Atlanta - Georgia’s newest state agency, the Georgia Department of Community Supervision (DCS), held its ribbon cutting ceremony today in the Sloppy Floyd Building near the capitol.
Born of recommendations from the Georgia Council on Criminal Justice Reform, DCS represents the next phase in Governor Nathan Deal’s ongoing criminal justice reform efforts.
Governor Deal delivered the keynote address at the event. During his address, Deal outlined the reason for the creation of the new agency.
"The creation of the Department of Community Supervision represents another step forward in advancing our criminal justice reform efforts. With the official opening of this department, Georgia will no longer supervise offenders by what they did but rather by where they live and the unique demands of their surroundings.
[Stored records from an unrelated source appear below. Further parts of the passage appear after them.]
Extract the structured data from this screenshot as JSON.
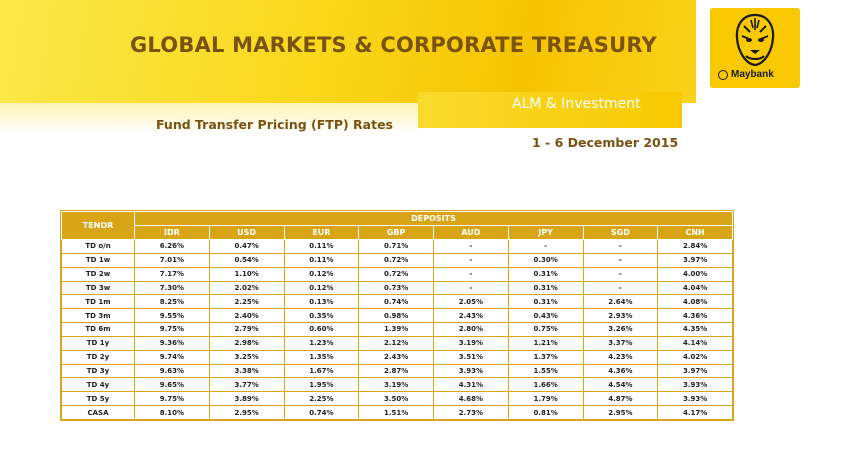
{
  "header": {
    "title": "GLOBAL MARKETS & CORPORATE TREASURY",
    "unit": "ALM & Investment",
    "subtitle": "Fund Transfer Pricing (FTP) Rates",
    "date_range": "1 - 6 December 2015"
  },
  "logo": {
    "brand": "Maybank",
    "icon": "tiger-head-icon"
  },
  "colors": {
    "gold": "#d7a516",
    "banner_yellow": "#f9d81c",
    "title_brown": "#7a5212"
  },
  "table": {
    "tenor_header": "TENOR",
    "group_header": "DEPOSITS",
    "currencies": [
      "IDR",
      "USD",
      "EUR",
      "GBP",
      "AUD",
      "JPY",
      "SGD",
      "CNH"
    ],
    "rows": [
      {
        "tenor": "TD o/n",
        "values": [
          "6.26%",
          "0.47%",
          "0.11%",
          "0.71%",
          "-",
          "-",
          "-",
          "2.84%"
        ]
      },
      {
        "tenor": "TD 1w",
        "values": [
          "7.01%",
          "0.54%",
          "0.11%",
          "0.72%",
          "-",
          "0.30%",
          "-",
          "3.97%"
        ]
      },
      {
        "tenor": "TD 2w",
        "values": [
          "7.17%",
          "1.10%",
          "0.12%",
          "0.72%",
          "-",
          "0.31%",
          "-",
          "4.00%"
        ]
      },
      {
        "tenor": "TD 3w",
        "values": [
          "7.30%",
          "2.02%",
          "0.12%",
          "0.73%",
          "-",
          "0.31%",
          "-",
          "4.04%"
        ]
      },
      {
        "tenor": "TD 1m",
        "values": [
          "8.25%",
          "2.25%",
          "0.13%",
          "0.74%",
          "2.05%",
          "0.31%",
          "2.64%",
          "4.08%"
        ]
      },
      {
        "tenor": "TD 3m",
        "values": [
          "9.55%",
          "2.40%",
          "0.35%",
          "0.98%",
          "2.43%",
          "0.43%",
          "2.93%",
          "4.36%"
        ]
      },
      {
        "tenor": "TD 6m",
        "values": [
          "9.75%",
          "2.79%",
          "0.60%",
          "1.39%",
          "2.80%",
          "0.75%",
          "3.26%",
          "4.35%"
        ]
      },
      {
        "tenor": "TD 1y",
        "values": [
          "9.36%",
          "2.98%",
          "1.23%",
          "2.12%",
          "3.19%",
          "1.21%",
          "3.37%",
          "4.14%"
        ]
      },
      {
        "tenor": "TD 2y",
        "values": [
          "9.74%",
          "3.25%",
          "1.35%",
          "2.43%",
          "3.51%",
          "1.37%",
          "4.23%",
          "4.02%"
        ]
      },
      {
        "tenor": "TD 3y",
        "values": [
          "9.63%",
          "3.38%",
          "1.67%",
          "2.87%",
          "3.93%",
          "1.55%",
          "4.36%",
          "3.97%"
        ]
      },
      {
        "tenor": "TD 4y",
        "values": [
          "9.65%",
          "3.77%",
          "1.95%",
          "3.19%",
          "4.31%",
          "1.66%",
          "4.54%",
          "3.93%"
        ]
      },
      {
        "tenor": "TD 5y",
        "values": [
          "9.75%",
          "3.89%",
          "2.25%",
          "3.50%",
          "4.68%",
          "1.79%",
          "4.87%",
          "3.93%"
        ]
      },
      {
        "tenor": "CASA",
        "values": [
          "8.10%",
          "2.95%",
          "0.74%",
          "1.51%",
          "2.73%",
          "0.81%",
          "2.95%",
          "4.17%"
        ]
      }
    ]
  }
}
As a result, we will provide a more efficient system of oversight and support for these families and neighborhoods. Today, we are taking that bold step forward as leaders by launching this new state agency so that Georgia can be safer, more prosperous and an even better place to call home,” said Deal.
When asked about the significance of today’s event, the Commissioner of DCS Michael Nail stated, “we understand and appreciate the importance of what today represents for criminal justice reform in Georgia, but equally as important, we recognize the important work being done by DCS staff and personnel. As the department moves forward, we will remain committed to the highest level of public safety and exceptional service to the citizens of the state of Georgia.”
DCS employs evidence-based practices to hold offenders accountable and reduce the state's recidivism rate. The department utilizes a holistic approach to offender supervision which involves all facets of the community including, but not limited to: victims and their families, programs for offenders and their families, involvement in community activities and partnerships with other criminal justice agencies. The department also provides offenders with opportunities to make positive changes while in the community through individual support, programs and assistance.
Commencing operations on July 1st, 2015 as a part of the executive branch of Georgia’s government, the department is responsible for the supervision of approximately 180,000 adult felony offenders and Class A & B designated juvenile offenders. Some have been granted parole or a reprieve by the State Board of Pardons and Paroles, while others have received probated or split sentences through Georgia courts.